No one likes to be cheated on, and we all see it as a taboo thing. But what if science tells us it’s in our nature to?
According to a study published in Personality and Individual Differences, women are programmed to look out for manly “affair partners” (aka, cheat) even when they’re in a happy relationship.
David Buss and Cari Goetz, who led the study, believe it’s because of the way life was thousands of years ago - when people didn’t live past 30 and health care was nonexistent - our ancestral women had backup plans in case their current mate died.
The research also suggests that society created the idea that being “monogamous” is how we’re supposed to be, but that “women lacking a backup mate would have suffered a lapse in protection, and resources,” Buss and Goetz told The Sun.
But of course, men cheat too.
Even though the paper focuses on women, it acknowledges that when men stray from home, it is likely done because of the primal instinct to obtain “reproductive success” by having sex with multiple women.

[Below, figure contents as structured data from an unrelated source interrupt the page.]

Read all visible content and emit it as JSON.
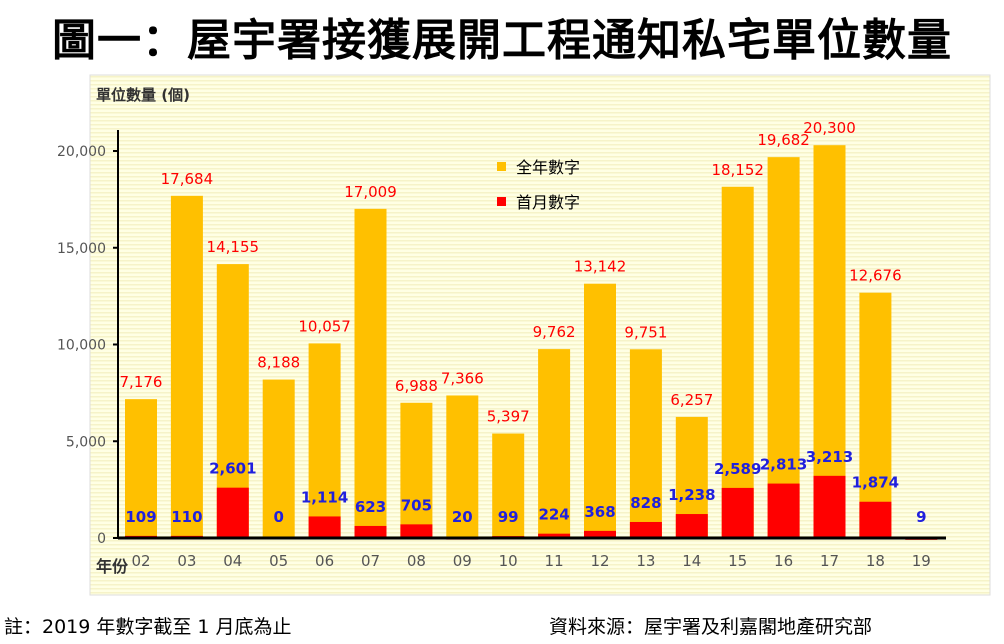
{
  "title": "圖一：屋宇署接獲展開工程通知私宅單位數量",
  "footnote": "註：2019 年數字截至 1 月底為止",
  "source": "資料來源：屋宇署及利嘉閣地產研究部",
  "chart_data": {
    "type": "bar",
    "title": "圖一：屋宇署接獲展開工程通知私宅單位數量",
    "ylabel": "單位數量 (個)",
    "xlabel": "年份",
    "ylim": [
      0,
      20000
    ],
    "yticks": [
      0,
      5000,
      10000,
      15000,
      20000
    ],
    "ytick_labels": [
      "0",
      "5,000",
      "10,000",
      "15,000",
      "20,000"
    ],
    "legend_position": "top-center",
    "categories": [
      "02",
      "03",
      "04",
      "05",
      "06",
      "07",
      "08",
      "09",
      "10",
      "11",
      "12",
      "13",
      "14",
      "15",
      "16",
      "17",
      "18",
      "19"
    ],
    "series": [
      {
        "name": "全年數字",
        "color": "#FFC000",
        "label_color": "#FF0000",
        "values": [
          7176,
          17684,
          14155,
          8188,
          10057,
          17009,
          6988,
          7366,
          5397,
          9762,
          13142,
          9751,
          6257,
          18152,
          19682,
          20300,
          12676,
          9
        ],
        "labels": [
          "7,176",
          "17,684",
          "14,155",
          "8,188",
          "10,057",
          "17,009",
          "6,988",
          "7,366",
          "5,397",
          "9,762",
          "13,142",
          "9,751",
          "6,257",
          "18,152",
          "19,682",
          "20,300",
          "12,676",
          ""
        ]
      },
      {
        "name": "首月數字",
        "color": "#FF0000",
        "label_color": "#2020DD",
        "values": [
          109,
          110,
          2601,
          0,
          1114,
          623,
          705,
          20,
          99,
          224,
          368,
          828,
          1238,
          2589,
          2813,
          3213,
          1874,
          9
        ],
        "labels": [
          "109",
          "110",
          "2,601",
          "0",
          "1,114",
          "623",
          "705",
          "20",
          "99",
          "224",
          "368",
          "828",
          "1,238",
          "2,589",
          "2,813",
          "3,213",
          "1,874",
          "9"
        ]
      }
    ]
  }
}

Commenting on the study, Clare Prendergast, counsellor spokesperson for the relationship charity Relate, says it’s “really important not to generalize” when talking about infidelity.

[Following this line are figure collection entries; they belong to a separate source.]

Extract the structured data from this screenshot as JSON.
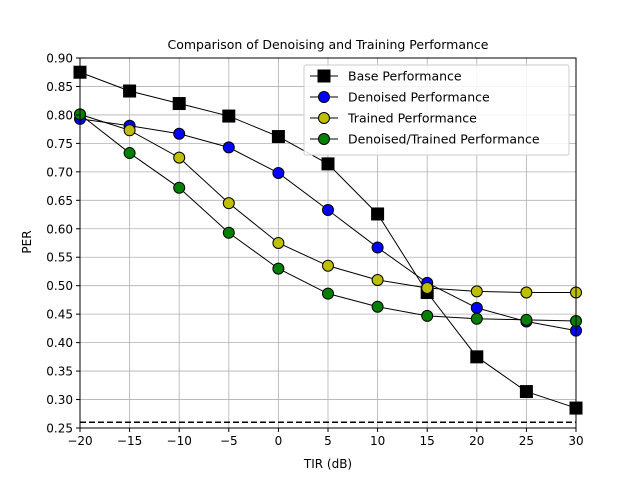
{
  "chart_data": {
    "type": "line",
    "title": "Comparison of Denoising and Training Performance",
    "xlabel": "TIR (dB)",
    "ylabel": "PER",
    "xlim": [
      -20,
      30
    ],
    "ylim": [
      0.25,
      0.9
    ],
    "x_ticks": [
      -20,
      -15,
      -10,
      -5,
      0,
      5,
      10,
      15,
      20,
      25,
      30
    ],
    "x_tick_labels": [
      "−20",
      "−15",
      "−10",
      "−5",
      "0",
      "5",
      "10",
      "15",
      "20",
      "25",
      "30"
    ],
    "y_ticks": [
      0.25,
      0.3,
      0.35,
      0.4,
      0.45,
      0.5,
      0.55,
      0.6,
      0.65,
      0.7,
      0.75,
      0.8,
      0.85,
      0.9
    ],
    "y_tick_labels": [
      "0.25",
      "0.30",
      "0.35",
      "0.40",
      "0.45",
      "0.50",
      "0.55",
      "0.60",
      "0.65",
      "0.70",
      "0.75",
      "0.80",
      "0.85",
      "0.90"
    ],
    "grid": true,
    "legend_position": "top-right",
    "x": [
      -20,
      -15,
      -10,
      -5,
      0,
      5,
      10,
      15,
      20,
      25,
      30
    ],
    "series": [
      {
        "name": "Base Performance",
        "marker": "square",
        "color": "#000000",
        "values": [
          0.875,
          0.842,
          0.82,
          0.798,
          0.762,
          0.714,
          0.626,
          0.488,
          0.375,
          0.314,
          0.285
        ]
      },
      {
        "name": "Denoised Performance",
        "marker": "circle",
        "color": "#0000ff",
        "values": [
          0.793,
          0.781,
          0.767,
          0.743,
          0.698,
          0.633,
          0.567,
          0.505,
          0.461,
          0.437,
          0.421
        ]
      },
      {
        "name": "Trained Performance",
        "marker": "circle",
        "color": "#bfbf00",
        "values": [
          0.801,
          0.773,
          0.725,
          0.645,
          0.575,
          0.535,
          0.51,
          0.496,
          0.49,
          0.488,
          0.488
        ]
      },
      {
        "name": "Denoised/Trained Performance",
        "marker": "circle",
        "color": "#008000",
        "values": [
          0.801,
          0.733,
          0.672,
          0.593,
          0.53,
          0.486,
          0.463,
          0.447,
          0.442,
          0.44,
          0.438
        ]
      }
    ],
    "reference_line": {
      "y": 0.26,
      "style": "dashed",
      "color": "#000000"
    }
  }
}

“There are often multiple and complex reasons why a woman may see someone else,” she told The Huffington Post UK.
The Huffington Post asked eight women what drove them to cheat on their husband, and while none of them mentioned “backup plans”, there answers ranged from feeling lonely to being dissatisfied with their sex lives.
Science may say that biology causes us to cheat, but really, we have a choice to cheat or to stay faithful. Just like how we have a choice to stay away from those marvelous donuts our coworkers bring into work, or skip the gym to Netflix and wine, or to stay out late Saturday night and miss Sunday morning service. Let’s just agree that we all need Jesus sometimes.